Maple is back in the Code4rena for a smart contract audit contest

Maple is excited to be back in the Code4rena, this time to discover bugs and threats to our new smart contracts. The new smart contracts include updates to fee structures, refinancing capabilities and structures.

Security is Maple’s top priority, and we recently earned an impressive 92% in a Process Quality Review from DeFi Safety indicating how closely our security, testing, auditing, validity processes and documentation follow best-practice.
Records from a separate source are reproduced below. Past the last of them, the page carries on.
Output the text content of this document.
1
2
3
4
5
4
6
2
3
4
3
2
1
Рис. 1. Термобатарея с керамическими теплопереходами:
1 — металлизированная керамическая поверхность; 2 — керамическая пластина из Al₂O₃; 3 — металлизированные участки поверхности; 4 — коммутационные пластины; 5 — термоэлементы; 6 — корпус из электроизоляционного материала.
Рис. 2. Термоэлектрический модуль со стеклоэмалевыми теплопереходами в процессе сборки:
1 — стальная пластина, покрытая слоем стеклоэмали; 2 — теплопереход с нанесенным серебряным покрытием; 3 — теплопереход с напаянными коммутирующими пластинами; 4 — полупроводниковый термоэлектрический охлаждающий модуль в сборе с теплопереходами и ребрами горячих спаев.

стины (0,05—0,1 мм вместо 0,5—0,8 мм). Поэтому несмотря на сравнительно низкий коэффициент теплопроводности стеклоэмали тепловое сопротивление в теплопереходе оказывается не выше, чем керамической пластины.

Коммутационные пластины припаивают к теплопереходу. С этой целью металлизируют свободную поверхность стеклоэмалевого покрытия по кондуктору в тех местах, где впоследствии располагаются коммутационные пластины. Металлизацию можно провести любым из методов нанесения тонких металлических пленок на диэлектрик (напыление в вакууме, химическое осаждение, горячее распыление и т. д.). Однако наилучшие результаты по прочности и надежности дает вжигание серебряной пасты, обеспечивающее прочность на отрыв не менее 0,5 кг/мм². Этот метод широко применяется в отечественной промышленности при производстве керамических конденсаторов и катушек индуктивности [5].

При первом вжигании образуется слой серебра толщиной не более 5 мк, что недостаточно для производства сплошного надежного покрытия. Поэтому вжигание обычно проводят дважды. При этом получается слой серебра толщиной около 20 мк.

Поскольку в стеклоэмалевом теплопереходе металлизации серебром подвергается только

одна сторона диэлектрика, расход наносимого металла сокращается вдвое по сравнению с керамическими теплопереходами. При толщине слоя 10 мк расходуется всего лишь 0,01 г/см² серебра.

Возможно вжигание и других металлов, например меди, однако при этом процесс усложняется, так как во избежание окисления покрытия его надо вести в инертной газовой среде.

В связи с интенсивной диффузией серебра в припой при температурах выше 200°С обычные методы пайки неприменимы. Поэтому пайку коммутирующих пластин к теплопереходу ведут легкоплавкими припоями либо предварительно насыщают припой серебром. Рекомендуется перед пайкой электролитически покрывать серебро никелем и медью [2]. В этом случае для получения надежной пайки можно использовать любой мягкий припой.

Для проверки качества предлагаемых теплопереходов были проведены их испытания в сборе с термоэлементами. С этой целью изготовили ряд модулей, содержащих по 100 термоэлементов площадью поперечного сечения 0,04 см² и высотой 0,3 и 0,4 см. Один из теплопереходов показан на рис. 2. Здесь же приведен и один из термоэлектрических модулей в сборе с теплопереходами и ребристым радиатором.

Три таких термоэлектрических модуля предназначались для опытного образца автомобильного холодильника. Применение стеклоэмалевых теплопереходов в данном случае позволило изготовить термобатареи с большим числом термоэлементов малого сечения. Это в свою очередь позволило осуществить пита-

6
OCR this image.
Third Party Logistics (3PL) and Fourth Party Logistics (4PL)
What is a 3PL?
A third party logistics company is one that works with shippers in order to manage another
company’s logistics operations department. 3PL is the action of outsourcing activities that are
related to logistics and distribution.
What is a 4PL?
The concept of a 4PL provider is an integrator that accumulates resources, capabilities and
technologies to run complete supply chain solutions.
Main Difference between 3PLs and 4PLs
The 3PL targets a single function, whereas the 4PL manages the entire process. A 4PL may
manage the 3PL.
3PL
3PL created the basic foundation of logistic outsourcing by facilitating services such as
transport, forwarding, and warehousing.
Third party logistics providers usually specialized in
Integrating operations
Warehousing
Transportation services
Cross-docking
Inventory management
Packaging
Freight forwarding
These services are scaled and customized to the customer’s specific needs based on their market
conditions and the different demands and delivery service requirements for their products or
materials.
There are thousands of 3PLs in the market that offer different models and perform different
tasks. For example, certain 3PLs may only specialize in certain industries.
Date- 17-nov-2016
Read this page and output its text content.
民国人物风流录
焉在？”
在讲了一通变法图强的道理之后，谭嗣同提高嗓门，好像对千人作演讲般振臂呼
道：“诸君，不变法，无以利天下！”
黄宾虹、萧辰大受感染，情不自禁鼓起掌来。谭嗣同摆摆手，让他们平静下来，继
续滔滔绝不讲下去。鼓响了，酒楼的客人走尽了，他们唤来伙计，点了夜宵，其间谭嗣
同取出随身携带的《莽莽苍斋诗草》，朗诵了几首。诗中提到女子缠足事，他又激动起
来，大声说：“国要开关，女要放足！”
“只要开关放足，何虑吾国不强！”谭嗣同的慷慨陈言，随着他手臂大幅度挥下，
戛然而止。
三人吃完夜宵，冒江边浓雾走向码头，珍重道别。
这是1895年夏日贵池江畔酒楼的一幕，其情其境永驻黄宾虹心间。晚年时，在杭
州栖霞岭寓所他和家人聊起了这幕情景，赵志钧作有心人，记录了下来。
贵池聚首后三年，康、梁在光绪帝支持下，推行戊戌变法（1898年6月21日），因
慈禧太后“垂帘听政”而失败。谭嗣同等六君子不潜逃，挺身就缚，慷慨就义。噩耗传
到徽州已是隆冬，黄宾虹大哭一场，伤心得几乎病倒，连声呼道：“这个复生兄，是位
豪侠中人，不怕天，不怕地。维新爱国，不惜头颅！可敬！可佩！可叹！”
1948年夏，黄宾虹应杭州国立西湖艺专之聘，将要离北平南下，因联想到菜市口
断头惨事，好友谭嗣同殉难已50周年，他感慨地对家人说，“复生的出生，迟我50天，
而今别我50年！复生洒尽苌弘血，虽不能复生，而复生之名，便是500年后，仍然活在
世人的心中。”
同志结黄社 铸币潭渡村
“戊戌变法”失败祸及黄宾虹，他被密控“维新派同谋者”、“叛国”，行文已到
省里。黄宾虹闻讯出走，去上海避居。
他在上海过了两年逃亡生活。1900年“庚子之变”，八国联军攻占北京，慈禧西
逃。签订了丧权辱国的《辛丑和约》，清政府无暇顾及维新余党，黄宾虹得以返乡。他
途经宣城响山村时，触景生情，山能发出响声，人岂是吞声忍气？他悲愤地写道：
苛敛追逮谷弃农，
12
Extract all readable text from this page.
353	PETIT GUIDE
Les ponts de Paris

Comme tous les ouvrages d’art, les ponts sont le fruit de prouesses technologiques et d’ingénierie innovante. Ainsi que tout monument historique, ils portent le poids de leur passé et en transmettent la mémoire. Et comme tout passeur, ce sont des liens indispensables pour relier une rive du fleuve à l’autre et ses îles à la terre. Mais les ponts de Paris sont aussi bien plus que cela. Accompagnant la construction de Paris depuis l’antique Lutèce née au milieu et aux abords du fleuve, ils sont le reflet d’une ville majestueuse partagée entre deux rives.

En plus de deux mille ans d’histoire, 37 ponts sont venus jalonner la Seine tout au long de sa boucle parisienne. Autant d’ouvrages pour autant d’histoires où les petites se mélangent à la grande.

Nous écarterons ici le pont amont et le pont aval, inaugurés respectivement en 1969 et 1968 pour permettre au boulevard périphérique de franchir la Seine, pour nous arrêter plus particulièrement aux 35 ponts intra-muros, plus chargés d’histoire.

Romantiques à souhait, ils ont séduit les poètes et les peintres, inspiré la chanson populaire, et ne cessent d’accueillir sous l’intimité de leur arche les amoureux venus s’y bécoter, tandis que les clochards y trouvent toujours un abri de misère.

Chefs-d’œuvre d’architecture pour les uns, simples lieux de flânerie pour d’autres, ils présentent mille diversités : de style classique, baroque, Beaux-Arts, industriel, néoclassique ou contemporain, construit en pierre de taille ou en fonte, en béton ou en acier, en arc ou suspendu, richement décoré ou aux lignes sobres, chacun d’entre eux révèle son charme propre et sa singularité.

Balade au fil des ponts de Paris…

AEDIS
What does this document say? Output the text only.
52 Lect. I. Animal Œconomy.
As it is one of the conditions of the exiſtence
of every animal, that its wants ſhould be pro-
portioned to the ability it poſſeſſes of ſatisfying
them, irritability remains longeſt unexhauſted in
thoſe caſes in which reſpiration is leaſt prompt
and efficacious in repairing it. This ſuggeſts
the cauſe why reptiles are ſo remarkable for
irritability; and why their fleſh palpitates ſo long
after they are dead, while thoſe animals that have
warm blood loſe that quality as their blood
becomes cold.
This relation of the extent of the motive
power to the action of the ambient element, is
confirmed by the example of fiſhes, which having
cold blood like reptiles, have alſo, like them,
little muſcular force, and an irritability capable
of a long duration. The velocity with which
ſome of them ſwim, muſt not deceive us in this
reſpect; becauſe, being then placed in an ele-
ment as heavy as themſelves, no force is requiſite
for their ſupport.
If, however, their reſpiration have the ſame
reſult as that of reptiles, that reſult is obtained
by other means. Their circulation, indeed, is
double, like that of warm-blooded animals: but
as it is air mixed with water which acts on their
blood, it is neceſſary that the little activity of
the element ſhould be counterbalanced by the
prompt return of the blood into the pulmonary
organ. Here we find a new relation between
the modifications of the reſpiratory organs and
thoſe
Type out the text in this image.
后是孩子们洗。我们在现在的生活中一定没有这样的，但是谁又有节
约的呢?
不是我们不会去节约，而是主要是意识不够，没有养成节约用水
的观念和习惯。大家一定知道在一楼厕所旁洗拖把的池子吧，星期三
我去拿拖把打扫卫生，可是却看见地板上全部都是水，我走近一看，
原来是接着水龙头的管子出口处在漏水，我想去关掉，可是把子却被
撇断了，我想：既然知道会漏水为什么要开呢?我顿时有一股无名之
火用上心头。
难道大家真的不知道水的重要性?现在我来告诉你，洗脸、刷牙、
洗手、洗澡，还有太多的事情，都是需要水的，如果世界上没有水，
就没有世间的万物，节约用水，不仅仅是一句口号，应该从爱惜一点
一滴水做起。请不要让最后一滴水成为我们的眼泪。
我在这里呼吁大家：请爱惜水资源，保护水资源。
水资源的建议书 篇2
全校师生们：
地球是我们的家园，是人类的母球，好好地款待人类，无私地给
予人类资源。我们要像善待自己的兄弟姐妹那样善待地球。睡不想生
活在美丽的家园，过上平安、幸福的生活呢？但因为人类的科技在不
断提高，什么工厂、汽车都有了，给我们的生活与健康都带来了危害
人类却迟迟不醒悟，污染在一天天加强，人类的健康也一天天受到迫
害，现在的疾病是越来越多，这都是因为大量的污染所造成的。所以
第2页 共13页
Committed to safety, we call on all developers and hackers to become wardens of the Maple code and win their share of the $50,000 USDC prize pool.

The contest is set to discover threats and vulnerabilities across 5 core areas:

• Locked funds: Ensure that there is no way for funds to get locked in the xMPL, Migrator or Loan smart contracts.
• Stolen funds: Ensure that any funds held custody by contracts cannot be maliciously withdrawn.
• Invariants: Ensure that all invariants outlined in the xMPL and RDT repos are upheld.
• Accounting exploitation: Ensure that no users can exploit or manipulate accounting to their favor.
• Refinancing: Ensure that the Refinancer contract cannot be used maliciously to exploit the Loan.

Contest starts March 17, 2022 00:00 UTC and runs until March 21, 2022 23:59 UTC. Learn more, and get involved.

What’s in the new smart contracts release?

The new smart contract release updates the original v2.0.0 release, with the following changes:

• Updates fee structure to move from an upfront establishment fee to an ongoing fee that is paid on every payment.
• Updates the refinancing capabilities to include a refinance deadline as well as the ability to reject refinance terms.
• Adds unpaid interest to the subsequent payment after a refinance.

The difference of the code can be found here, which contains all code that is in scope for the audit: https://github.com/maplelabs/loan/compare/v2.0.0...v3.0.0-beta.1

More information on Code4rena

Code4rena takes a community-driven approach to auditing with valuable incentives that ensures enough coverage to give sponsors a meaningful and valuable audit without putting the burden on any one person to do a ’good enough job’ catching every bug — a burden that burns out traditional auditors.

The players in the arena are:

• Wardens: Protect the DeFi ecosystem from threats by auditing code.
• Sponsors: Create prize pools to attract wardens to audit their project.
• Judges: Allocate awards to wardens based on performance.

C4’s audit contests are different to bug bounty contests and use a unique Incentive Model and Awards structure. To incentivize wardens, C4 uses a unique scoring system with two primary goals: reward contestants for finding unique bugs and also to make the contest resistant to Sybil attack. A secondary goal of the scoring system is to encourage contestants to form teams and collaborate.